Según P. Kurtz es éste "un nivel superior de desarrollo creativo". Merced a la racionalización de las conducta, el conocimiento del bien y del mal es el árbol que nos nutre con su "fruto prohibido".

Es en esa racionalidad donde el hombre encuentra el fundamento de la conducta, no en prescripciones que surgen, en la noche de los tiempos, de visiones proféticas, de apariciones divinas o de preceptos que bajan de lo alto de la montaña. Con la salvedad de que primero han subido a ella: los Mandamientos, sean cuatro o diez, primero ascendieron al Sinaí dentro de la conciencia moral del líder y luego bajaron, impregnados de arcana sacralidad para imponerse a los hombres con el prurito de tener el sello divino.

Lógicamente Dios debía ser lo primero, ese Dios en el que creían por encima del hombre. El precepto "Amarás a Dios sobre todas las cosas" será luego la fuente y origen de donde surgirán luego la mayor cantidad de prescripciones que al hombre han impuesto las castas que subieron al monte.

Sin necesidad de tal viaje de ascensión y descenso, bastaban la razón autónoma, el descubrimiento de verdades éticas significativas y la consideración del derecho de los demás como guías de la conducta.

No hace falta ningún Evangelio para hacer sentir al hombre ese principio universal de "obra con los demás como quisieras que obraran contigo". Ni tampoco Decálogo alguno o Sermón de la Montaña para hacer una relación de preceptos comunes a todo hombre.

La moral natural no necesita de prolijas normas, pero sí hace explícitos principios que se imponen. En el libro de referencia Kurtz esboza los principios morales comunes y la bondad que les asiste; asimismo habla de la responsabilidad personal; de la ética de la excelencia... En el capítulo III se explaya en conceptos que secularmente han sido sustraídos por las religiones: la integridad que presupone amor a la verdad, cumplir las promesas, sinceridad, honestidad; la confiabilidad; la fidelidad y seriedad; benevolencia que implica buena voluntad, ausencia de malicia aplicada a las personas, ausencia de malicia aplicada a la propiedad privada y pública, consentimiento sexual, beneficencia); la justicia, asociada a la gratitud, la responsabilidad, la tolerancia, la cooperación...

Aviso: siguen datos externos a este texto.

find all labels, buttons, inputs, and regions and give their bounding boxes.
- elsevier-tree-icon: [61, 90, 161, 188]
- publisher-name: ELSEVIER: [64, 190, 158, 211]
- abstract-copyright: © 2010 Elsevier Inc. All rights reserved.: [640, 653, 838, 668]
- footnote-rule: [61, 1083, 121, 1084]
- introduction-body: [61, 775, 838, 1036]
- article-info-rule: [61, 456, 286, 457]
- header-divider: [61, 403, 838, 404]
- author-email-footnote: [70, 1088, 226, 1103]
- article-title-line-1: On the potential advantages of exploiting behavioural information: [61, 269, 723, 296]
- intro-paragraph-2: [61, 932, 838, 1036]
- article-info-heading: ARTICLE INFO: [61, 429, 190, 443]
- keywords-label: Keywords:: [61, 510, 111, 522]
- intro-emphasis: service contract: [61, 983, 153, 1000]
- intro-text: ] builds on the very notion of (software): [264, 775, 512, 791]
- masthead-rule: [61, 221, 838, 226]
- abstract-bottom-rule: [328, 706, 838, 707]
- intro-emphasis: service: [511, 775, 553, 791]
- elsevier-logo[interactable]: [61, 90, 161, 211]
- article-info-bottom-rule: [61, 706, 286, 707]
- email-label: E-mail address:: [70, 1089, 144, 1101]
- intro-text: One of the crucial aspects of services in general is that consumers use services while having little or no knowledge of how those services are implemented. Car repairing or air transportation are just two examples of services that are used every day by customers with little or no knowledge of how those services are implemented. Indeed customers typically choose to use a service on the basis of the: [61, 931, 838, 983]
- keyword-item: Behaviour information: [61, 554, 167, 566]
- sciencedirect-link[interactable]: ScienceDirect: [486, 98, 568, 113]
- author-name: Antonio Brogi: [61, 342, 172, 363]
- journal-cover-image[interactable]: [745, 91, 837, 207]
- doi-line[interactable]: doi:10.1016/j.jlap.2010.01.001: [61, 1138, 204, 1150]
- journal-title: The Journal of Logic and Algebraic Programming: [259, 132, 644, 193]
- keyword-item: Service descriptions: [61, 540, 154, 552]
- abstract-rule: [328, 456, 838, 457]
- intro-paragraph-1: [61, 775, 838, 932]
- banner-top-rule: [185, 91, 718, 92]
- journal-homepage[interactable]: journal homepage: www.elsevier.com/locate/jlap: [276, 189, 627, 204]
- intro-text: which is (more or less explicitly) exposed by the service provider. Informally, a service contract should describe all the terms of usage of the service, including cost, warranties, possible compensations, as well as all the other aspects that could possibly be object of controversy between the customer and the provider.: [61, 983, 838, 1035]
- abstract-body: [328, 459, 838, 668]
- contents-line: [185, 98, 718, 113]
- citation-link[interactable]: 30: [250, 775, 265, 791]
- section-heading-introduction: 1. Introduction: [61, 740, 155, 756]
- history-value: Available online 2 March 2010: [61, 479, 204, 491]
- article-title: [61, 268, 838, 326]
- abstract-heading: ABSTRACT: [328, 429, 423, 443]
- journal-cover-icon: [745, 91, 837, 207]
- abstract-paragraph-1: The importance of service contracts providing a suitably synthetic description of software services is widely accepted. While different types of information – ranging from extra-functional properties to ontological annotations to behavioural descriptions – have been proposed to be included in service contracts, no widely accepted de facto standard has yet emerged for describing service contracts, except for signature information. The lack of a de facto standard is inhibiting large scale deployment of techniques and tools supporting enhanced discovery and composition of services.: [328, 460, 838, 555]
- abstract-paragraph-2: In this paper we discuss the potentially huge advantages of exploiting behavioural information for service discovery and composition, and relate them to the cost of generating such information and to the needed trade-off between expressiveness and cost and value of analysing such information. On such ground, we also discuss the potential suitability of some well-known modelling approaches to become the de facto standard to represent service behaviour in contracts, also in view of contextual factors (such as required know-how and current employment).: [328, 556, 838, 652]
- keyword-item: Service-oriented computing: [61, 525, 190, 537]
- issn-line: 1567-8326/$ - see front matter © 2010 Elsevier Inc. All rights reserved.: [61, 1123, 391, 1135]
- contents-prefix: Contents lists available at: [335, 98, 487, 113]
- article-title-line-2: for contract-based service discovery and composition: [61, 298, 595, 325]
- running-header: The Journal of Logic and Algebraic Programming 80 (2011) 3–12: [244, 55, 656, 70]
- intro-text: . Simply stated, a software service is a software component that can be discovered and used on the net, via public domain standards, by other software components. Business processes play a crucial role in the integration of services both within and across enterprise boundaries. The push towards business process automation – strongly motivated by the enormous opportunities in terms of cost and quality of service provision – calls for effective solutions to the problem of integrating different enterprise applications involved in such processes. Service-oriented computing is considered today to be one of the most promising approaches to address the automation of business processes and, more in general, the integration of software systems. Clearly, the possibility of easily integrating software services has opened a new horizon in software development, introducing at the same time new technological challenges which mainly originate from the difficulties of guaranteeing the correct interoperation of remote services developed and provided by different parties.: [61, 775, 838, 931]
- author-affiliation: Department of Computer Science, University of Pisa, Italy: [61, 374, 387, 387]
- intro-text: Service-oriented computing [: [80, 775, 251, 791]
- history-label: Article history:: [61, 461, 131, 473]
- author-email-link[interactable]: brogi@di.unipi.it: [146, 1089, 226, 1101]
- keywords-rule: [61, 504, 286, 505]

En cuanto a la excelencia, primero en relación a uno mismo, engloba autonomía, inteligencia, autodisciplina, amor propio, creatividad, motivación, afirmación, salud, "joie de vivre" y apreciación estética; luego, excelencia en relación con otros, con valores como integridad, confiabilidad, benevolencia y justicia.

Cualquiera que examine con honestidad intelectual estos enunciados deducirá que las religiones poco tienen que aportar. De ahí la necesidad de superar barreras para que el hombre se siente verdaderamente ciudadano del mundo, con los deberes que ello conlleva. Hablarán, quizá, del impulso --o gracia-- que la religión aporta para el cumplimiento de tales principios. Concedamos este seguno pretexto para el cumplimiento
Éste es, como dice Kurtz el fruto del "segundo árbol del Jardín del Edén: el de la vida". Comer de este fruto es "descubrir por nosotros mismos las múltiples potencialidades de una vida abundante".